Rule 40 change is a golden opportunity for non-official Olympic sponsors

The International Olympic Committee's decision to relax Rule 40 means non-official sponsors can now take their very own slice of the Olympic pie, writes Publicis' Robin Clarke.

For many years the Games have given brands a golden opportunity to tap into global markets and communicate their message to millions. However, until now only official sponsors have been truly able to bask in the Olympic glow.

The alteration of Rule 40 changes this and in theory is a seismic shift in IOC regulations to the benefit of both athletes and brands (non-sponsors). For the first time, non-official sponsors can take their very own slice of the pie.

For sports brands such as Under Armour, and the 250+ athletes it has at its disposal, this opportunity is huge. As we have seen, with the "Rule yourself" campaign, featuring the likes of Michael Phelps, the IOC’s changes have allowed Under Armour to maintain its association with sporting stars leading up to and during the Games.

In short, Under Armour’s current campaign wouldn’t have been possible four years ago and is an example of a brand perfectly exploiting this new marketing opportunity.

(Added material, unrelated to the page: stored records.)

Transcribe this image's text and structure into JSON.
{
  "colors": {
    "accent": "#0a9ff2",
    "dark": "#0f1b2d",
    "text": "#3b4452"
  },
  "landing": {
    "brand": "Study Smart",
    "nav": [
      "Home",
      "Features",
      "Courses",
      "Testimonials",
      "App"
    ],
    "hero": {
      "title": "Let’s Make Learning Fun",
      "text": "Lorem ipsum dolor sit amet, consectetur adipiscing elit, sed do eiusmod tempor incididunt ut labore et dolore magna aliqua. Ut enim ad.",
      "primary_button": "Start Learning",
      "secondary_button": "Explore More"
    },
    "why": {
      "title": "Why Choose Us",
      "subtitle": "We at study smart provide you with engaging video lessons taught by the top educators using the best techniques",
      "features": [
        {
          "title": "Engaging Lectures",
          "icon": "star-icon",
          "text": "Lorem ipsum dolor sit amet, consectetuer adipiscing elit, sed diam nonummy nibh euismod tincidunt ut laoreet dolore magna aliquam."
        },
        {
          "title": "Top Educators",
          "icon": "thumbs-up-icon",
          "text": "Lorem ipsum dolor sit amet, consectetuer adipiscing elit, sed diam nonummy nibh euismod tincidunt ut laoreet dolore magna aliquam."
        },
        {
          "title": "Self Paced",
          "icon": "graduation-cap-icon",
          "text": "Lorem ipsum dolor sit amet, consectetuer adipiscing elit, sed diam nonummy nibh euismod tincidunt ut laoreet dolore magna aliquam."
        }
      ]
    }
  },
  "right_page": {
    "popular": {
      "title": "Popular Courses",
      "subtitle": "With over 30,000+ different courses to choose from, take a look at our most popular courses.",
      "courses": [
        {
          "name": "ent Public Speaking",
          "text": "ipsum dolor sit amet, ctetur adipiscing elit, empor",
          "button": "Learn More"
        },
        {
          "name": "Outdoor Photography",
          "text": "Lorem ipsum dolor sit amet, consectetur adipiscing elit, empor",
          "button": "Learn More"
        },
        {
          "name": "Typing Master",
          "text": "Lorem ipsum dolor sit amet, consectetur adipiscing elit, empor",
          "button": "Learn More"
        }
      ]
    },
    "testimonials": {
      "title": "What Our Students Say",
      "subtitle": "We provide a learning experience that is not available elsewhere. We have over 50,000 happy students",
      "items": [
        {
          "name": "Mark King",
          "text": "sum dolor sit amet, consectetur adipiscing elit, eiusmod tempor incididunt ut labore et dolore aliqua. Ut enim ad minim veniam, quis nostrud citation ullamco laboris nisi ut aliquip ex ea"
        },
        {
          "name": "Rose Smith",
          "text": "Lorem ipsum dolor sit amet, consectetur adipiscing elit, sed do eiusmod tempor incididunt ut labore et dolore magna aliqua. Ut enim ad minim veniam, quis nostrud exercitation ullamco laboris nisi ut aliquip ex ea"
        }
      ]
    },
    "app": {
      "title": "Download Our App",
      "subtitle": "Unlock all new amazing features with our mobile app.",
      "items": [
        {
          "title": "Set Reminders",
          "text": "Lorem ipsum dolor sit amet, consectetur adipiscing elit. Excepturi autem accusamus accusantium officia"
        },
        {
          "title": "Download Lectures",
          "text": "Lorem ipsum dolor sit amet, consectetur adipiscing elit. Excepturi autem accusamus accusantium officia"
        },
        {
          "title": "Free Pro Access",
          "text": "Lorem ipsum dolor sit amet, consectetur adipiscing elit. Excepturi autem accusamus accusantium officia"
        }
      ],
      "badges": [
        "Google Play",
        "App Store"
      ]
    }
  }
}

For non-sports brands, the task is a little bit more "ground up", however, that doesn’t mean that we’re not witnessing some canny campaigns.

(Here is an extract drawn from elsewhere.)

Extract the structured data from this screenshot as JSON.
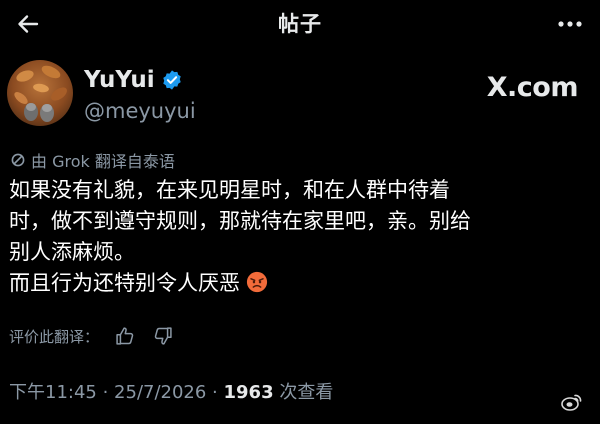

Take Virgin Media’s association with Usain Bolt. Playing on Bolt’s 100 metres world record time of 9.58 seconds, Virgin Media has created a campaign that aligns with its brand’s messages of speed and being fast, while also implicitly tapping into the Olympic spirit.

We’ve also seen similarly inventive campaigns from the likes of GoPro and Gatorade.

Whether it has been pounced upon as much as the media noise suggests is a different marker. Some have criticised the IOC for still being too strict with their guidelines. Some have pointed out that the necessity to have submitted the campaign in January and for it to be in market from March onwards (five months before the Games started) is a costly price to pay to legitimately benefit from a relaxed Rule 40.

It’s too soon to tell how advantageous this "halo effect" will be for the brands that have dived in and leveraged the IOC’s changes. Only those that were well prepared stand a chance of winning big.

Ultimately, only once the Games have finished, will those involved truly know if their investment has been worthwhile.

One thing’s for sure, we have seen some interesting campaigns from a range of brands this time around and it’s likely, that if the rules remain as they are, and brands feel that it’s worth their while, we’ll see a greater raft of Olympics-inspired marketing in four years’ time.

It will also be interesting to see if official sponsors feel that their deals with the IOC have been diluted, following the influx of non-sponsors riding the Olympic band-wagon.

Currently however, that remains to be seen and only time will tell what their reactions will be. Roll on Tokyo 2020.

Robin Clarke is global head of Publicis Media Sports & Entertainment (PMSE).